The first semester of college is a life-altering, independence-building, self-finding experience. So, the first long trip home, whether it be for fall, Thanksgiving or winter break, is bound to be unusual.

“After seventeen years of the same names and faces, life at home might seem pale next to the colorful people, ideas and experiences that make up college,” Manalastas added.

Besides a slightly updated identity, what else are people bringing back home with them?

“A ton of laundry, like piles and piles of it, and some books to study for finals,” freshman Alexis Gallagher added.

Some of us are even bringing friends home for the long weekend, inviting students who live too far to travel back and forth.

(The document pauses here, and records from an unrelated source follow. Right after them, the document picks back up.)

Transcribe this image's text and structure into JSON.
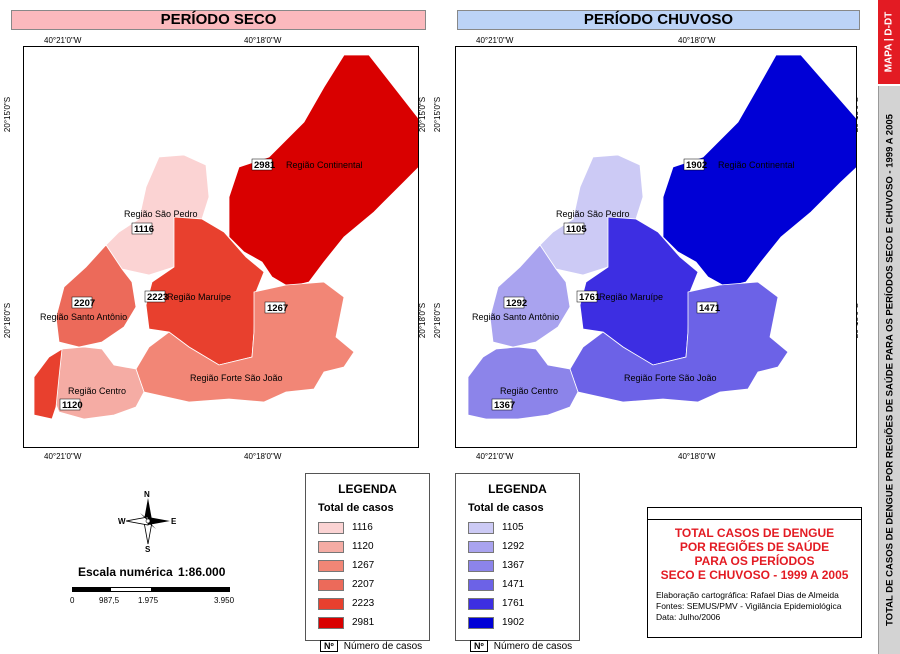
{
  "headers": {
    "dry": "PERÍODO SECO",
    "rainy": "PERÍODO CHUVOSO"
  },
  "coords": {
    "lon_left": "40°21'0\"W",
    "lon_right": "40°18'0\"W",
    "lat_top": "20°15'0\"S",
    "lat_bottom": "20°18'0\"S"
  },
  "regions": {
    "continental": "Região Continental",
    "sao_pedro": "Região São Pedro",
    "santo_antonio": "Região Santo Antônio",
    "maruipe": "Região Maruípe",
    "centro": "Região Centro",
    "forte": "Região Forte São João"
  },
  "dry_values": {
    "continental": "2981",
    "sao_pedro": "1116",
    "santo_antonio": "2207",
    "maruipe": "2223",
    "centro": "1120",
    "forte": "1267"
  },
  "rainy_values": {
    "continental": "1902",
    "sao_pedro": "1105",
    "santo_antonio": "1292",
    "maruipe": "1761",
    "centro": "1367",
    "forte": "1471"
  },
  "dry_colors": {
    "continental": "#d90000",
    "sao_pedro": "#fbd3d3",
    "santo_antonio": "#ec6a5a",
    "maruipe": "#e8402e",
    "centro": "#f5aca4",
    "forte": "#f28676",
    "centro_south": "#e8402e"
  },
  "rainy_colors": {
    "continental": "#0000d6",
    "sao_pedro": "#cccaf5",
    "santo_antonio": "#a9a3ef",
    "maruipe": "#3d2ee2",
    "centro": "#8c84ea",
    "forte": "#6c62e7"
  },
  "legend_dry": {
    "title": "LEGENDA",
    "subtitle": "Total de casos",
    "items": [
      {
        "value": "1116",
        "color": "#fbd3d3"
      },
      {
        "value": "1120",
        "color": "#f5aca4"
      },
      {
        "value": "1267",
        "color": "#f28676"
      },
      {
        "value": "2207",
        "color": "#ec6a5a"
      },
      {
        "value": "2223",
        "color": "#e8402e"
      },
      {
        "value": "2981",
        "color": "#d90000"
      }
    ],
    "note_symbol": "Nº",
    "note_text": "Número de casos"
  },
  "legend_rainy": {
    "title": "LEGENDA",
    "subtitle": "Total de casos",
    "items": [
      {
        "value": "1105",
        "color": "#cccaf5"
      },
      {
        "value": "1292",
        "color": "#a9a3ef"
      },
      {
        "value": "1367",
        "color": "#8c84ea"
      },
      {
        "value": "1471",
        "color": "#6c62e7"
      },
      {
        "value": "1761",
        "color": "#3d2ee2"
      },
      {
        "value": "1902",
        "color": "#0000d6"
      }
    ],
    "note_symbol": "Nº",
    "note_text": "Número de casos"
  },
  "compass": {
    "n": "N",
    "s": "S",
    "e": "E",
    "w": "W"
  },
  "scale": {
    "label": "Escala numérica",
    "value": "1:86.000",
    "ticks": [
      "0",
      "987,5",
      "1.975",
      "3.950"
    ]
  },
  "title_box": {
    "lines": [
      "TOTAL CASOS DE DENGUE",
      "POR REGIÕES DE SAÚDE",
      "PARA OS PERÍODOS",
      "SECO E CHUVOSO - 1999 A 2005"
    ],
    "credit1": "Elaboração cartográfica: Rafael Dias de Almeida",
    "credit2": "Fontes: SEMUS/PMV - Vigilância Epidemiológica",
    "credit3": "Data: Julho/2006"
  },
  "sidebar": {
    "top": "MAPA | D-DT",
    "bottom": "TOTAL DE CASOS DE DENGUE POR REGIÕES DE SAÚDE PARA OS PERÍODOS SECO E CHUVOSO - 1999 A 2005"
  },
  "colors": {
    "dry_header": "#fbb9bd",
    "rainy_header": "#bcd3f7",
    "accent": "#e31b23"
  }
}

“I’m going to my friend’s house in New Jersey for the holiday,” freshman track runner [redacted] said. [Redacted] lives in Italy and celebrated Thanksgiving while attending an American-run middle school.

“It was still nothing compared to how people celebrate here. I’m really excited to experience it,” she said.

Thanksgiving is an opportunity to touch base with “the mother ship” before final exams, feasting on nostalgic comfort food during football halftime. It’s also a time for taking stock of our freshman experience so far.

For some of us, even though Thanksgiving means going back to our hometown, we are not really going “home” at all.

“I’m surprised how quickly I’ve become so comfortable with MC. In a way it’s my second home, I love it here,” added Nunez.

UPDATE (August 24, 3:22 p.m. EDT): A source previously listed in this article has requested their name be removed.